Select SHUTDOWN option from menu and then SHUTDOWN again. After a short while the LCD display will go white which indicates the power can now be safely removed.
ONLY REMOVE POWER ONCE DISPLAY IS WHITE
Make sure no data is getting copied at the time as corrupt data might follow.
The LED DISPLAY shows at all times the NEXT ADDRESS to use, any DATA and the Active Probe Values. Below is a picture showing the information displayed.
Note that when in the Analogue Probe Mode, The Duty Cycle display will change to the voltage measured. This is displayed in volts and has two ranges.
The MODE indicator will be ‘d’ for DIGITAL probe and ‘A’ for ANALOGUE. When the probe is touched on a signal, the brightness will increase while signal is measured.
Backing up System files and data
As with most computer systems, taking a regular backup is always a good practice as corrupt data can strike at any time.
To back up the Testers files, there are two methods to use depending on whether it’s the system files or test data and programs.
BACKING UP SYSTEM FILES.
This is done by using the Raspberry Pi built in commands.

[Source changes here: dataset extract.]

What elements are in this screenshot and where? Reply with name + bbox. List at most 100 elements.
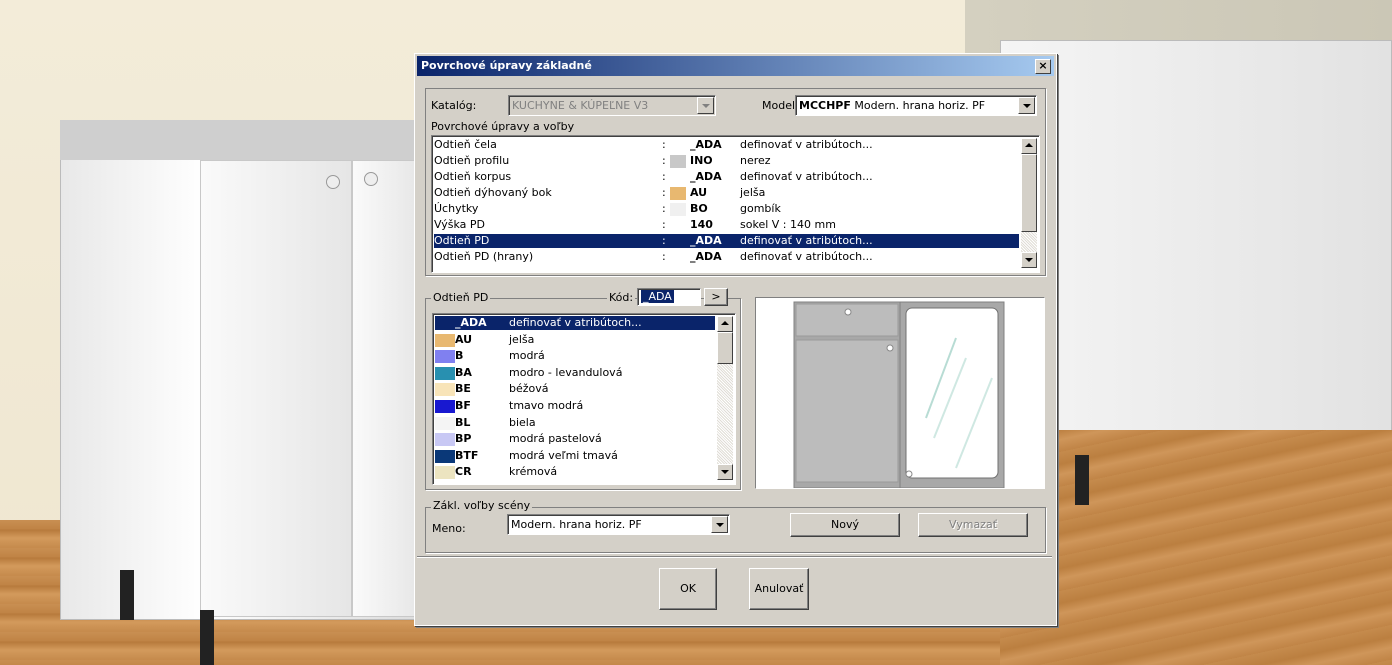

From the MENU on the Desktop, select ACCESSORIES then SD CARD Copier.
This will show a window which allows the complete operating system to be copied onto another memory card plugged into a USB connection on the tester. The Operating system is stored on a 16GB microSD card within the tester and if this fails, there is no other way to load it back. It is recommended therefore that a second 16GB microSD card is purchased and the System copied onto it as detailed above. If a failure occurs, it is then a simple case of replacing the card within the tester using the copied one. Note an entire copy is made including any user files etc.
BACKING UP TEST FILES/USER DATA.
The test files and user data are stored within folders located on the Desktop. Below is a list detailing the files contained.

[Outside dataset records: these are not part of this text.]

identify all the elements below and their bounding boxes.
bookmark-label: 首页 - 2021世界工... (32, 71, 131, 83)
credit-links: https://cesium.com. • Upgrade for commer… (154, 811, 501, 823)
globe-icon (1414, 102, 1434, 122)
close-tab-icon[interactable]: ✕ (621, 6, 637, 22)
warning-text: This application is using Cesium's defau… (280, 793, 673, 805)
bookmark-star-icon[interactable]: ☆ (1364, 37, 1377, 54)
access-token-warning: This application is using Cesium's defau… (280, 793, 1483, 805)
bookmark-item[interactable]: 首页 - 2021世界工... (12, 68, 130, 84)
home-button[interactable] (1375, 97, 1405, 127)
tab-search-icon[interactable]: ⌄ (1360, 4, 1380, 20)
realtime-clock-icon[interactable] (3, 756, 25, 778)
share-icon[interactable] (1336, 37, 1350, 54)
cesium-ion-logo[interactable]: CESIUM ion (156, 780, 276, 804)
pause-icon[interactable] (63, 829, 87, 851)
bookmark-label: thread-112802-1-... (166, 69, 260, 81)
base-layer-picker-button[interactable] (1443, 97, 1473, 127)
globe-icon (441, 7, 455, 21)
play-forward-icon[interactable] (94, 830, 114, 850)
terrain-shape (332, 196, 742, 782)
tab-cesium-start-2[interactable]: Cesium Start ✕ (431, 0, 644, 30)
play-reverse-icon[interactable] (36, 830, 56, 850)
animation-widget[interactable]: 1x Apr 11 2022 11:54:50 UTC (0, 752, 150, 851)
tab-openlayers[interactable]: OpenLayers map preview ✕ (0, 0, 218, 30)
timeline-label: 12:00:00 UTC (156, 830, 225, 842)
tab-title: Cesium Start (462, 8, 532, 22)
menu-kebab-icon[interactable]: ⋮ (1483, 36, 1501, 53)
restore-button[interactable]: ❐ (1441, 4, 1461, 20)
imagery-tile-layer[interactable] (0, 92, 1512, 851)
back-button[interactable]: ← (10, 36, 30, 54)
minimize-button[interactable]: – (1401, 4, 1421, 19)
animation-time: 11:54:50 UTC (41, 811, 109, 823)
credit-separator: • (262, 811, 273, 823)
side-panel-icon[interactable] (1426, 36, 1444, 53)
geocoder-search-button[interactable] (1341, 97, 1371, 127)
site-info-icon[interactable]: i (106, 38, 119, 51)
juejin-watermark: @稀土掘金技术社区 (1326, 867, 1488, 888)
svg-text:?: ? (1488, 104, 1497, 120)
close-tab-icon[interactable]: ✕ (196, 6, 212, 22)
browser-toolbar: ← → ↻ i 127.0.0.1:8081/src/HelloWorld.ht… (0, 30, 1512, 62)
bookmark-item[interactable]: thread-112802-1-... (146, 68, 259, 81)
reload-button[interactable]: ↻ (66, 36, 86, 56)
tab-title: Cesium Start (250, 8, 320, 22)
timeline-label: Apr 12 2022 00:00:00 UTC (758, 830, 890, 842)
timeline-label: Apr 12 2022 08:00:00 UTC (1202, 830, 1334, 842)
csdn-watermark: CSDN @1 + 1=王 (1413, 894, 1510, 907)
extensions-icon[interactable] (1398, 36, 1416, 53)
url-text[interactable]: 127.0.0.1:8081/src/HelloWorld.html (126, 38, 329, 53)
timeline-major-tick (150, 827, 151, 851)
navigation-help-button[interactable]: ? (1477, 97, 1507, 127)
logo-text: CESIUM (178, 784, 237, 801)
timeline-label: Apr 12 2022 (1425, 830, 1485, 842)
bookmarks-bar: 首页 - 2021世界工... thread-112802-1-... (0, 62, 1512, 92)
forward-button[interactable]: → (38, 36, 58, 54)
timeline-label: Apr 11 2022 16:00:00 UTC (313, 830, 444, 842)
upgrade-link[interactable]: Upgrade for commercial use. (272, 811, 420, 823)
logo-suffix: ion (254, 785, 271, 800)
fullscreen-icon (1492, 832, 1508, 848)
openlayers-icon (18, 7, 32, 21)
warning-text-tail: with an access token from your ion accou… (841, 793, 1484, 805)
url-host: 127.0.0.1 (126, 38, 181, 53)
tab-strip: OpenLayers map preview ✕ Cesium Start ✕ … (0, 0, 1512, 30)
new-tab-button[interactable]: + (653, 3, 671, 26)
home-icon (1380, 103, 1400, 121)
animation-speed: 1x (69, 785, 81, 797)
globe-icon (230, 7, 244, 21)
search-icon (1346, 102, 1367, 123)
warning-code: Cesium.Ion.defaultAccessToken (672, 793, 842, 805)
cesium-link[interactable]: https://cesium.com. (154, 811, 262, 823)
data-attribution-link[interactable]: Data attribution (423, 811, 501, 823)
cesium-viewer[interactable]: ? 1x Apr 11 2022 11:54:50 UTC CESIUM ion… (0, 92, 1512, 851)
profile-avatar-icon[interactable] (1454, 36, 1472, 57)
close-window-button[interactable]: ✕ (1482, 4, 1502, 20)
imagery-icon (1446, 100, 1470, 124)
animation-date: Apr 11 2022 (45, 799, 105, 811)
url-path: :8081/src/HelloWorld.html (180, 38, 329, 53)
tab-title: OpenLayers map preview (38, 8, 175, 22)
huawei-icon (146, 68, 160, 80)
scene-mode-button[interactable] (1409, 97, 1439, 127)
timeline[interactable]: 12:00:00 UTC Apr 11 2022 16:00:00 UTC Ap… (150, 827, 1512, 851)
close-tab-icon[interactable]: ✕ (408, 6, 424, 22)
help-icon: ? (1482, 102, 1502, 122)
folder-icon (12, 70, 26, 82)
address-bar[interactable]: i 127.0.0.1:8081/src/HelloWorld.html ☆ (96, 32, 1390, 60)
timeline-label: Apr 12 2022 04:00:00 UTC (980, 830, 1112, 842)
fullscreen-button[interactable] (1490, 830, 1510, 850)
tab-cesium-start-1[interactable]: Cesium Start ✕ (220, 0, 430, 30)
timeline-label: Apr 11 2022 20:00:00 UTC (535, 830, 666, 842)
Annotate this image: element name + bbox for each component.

/home/pi/Desktop/Devices - All data for the ADT is stored here
/home/pi/Desktop/ROMS - ID.crc file, all BIN files and TXT files
/home/pi/Desktop/TestProgs - All Test Sequences Generated.
/home/pi/Desktop - The TEST.desktop batch file
/home/pi/Test - Test Program
To copy any of the above, simply use the File Manager App and copy onto a USB card as usual. Information on using this can be found on the internet.
It is advisable and good practice to upload your files and add them to the resources section for others to benefit from your additions
The tester can operate either the built in 3.5” LCD display or if preferred, an external monitor connected to the read HDMI connection.
To select which display is used, follow the instructions below.
Click the MENU button from the Desktop using either a mouse or the touch screen. From the options that appear, select the RUN option as shown below.
Next type in either one of the following command as required.
sudo ./lcd - Selects the LCD display
sudo ./hdmi - Selects the HDMI monitor
Note the command has to be exactly as shown above and in the picture on next page so sudo must be lowercase and followed by a space before the ./lcd or ./hdmi
Finally press ENTER or Click OK. The tester will reboot and afterwards, the selected monitor will be active. When using the external monitor, the TEST screen will be set to a smaller size. This is normal and cannot be changed. Also when other functions are selected, such as the ADT, these will appear as separate windows. Operate them as normal and always close them down when finished. Closing down the MAIN TEST SCREEN window will close the test program.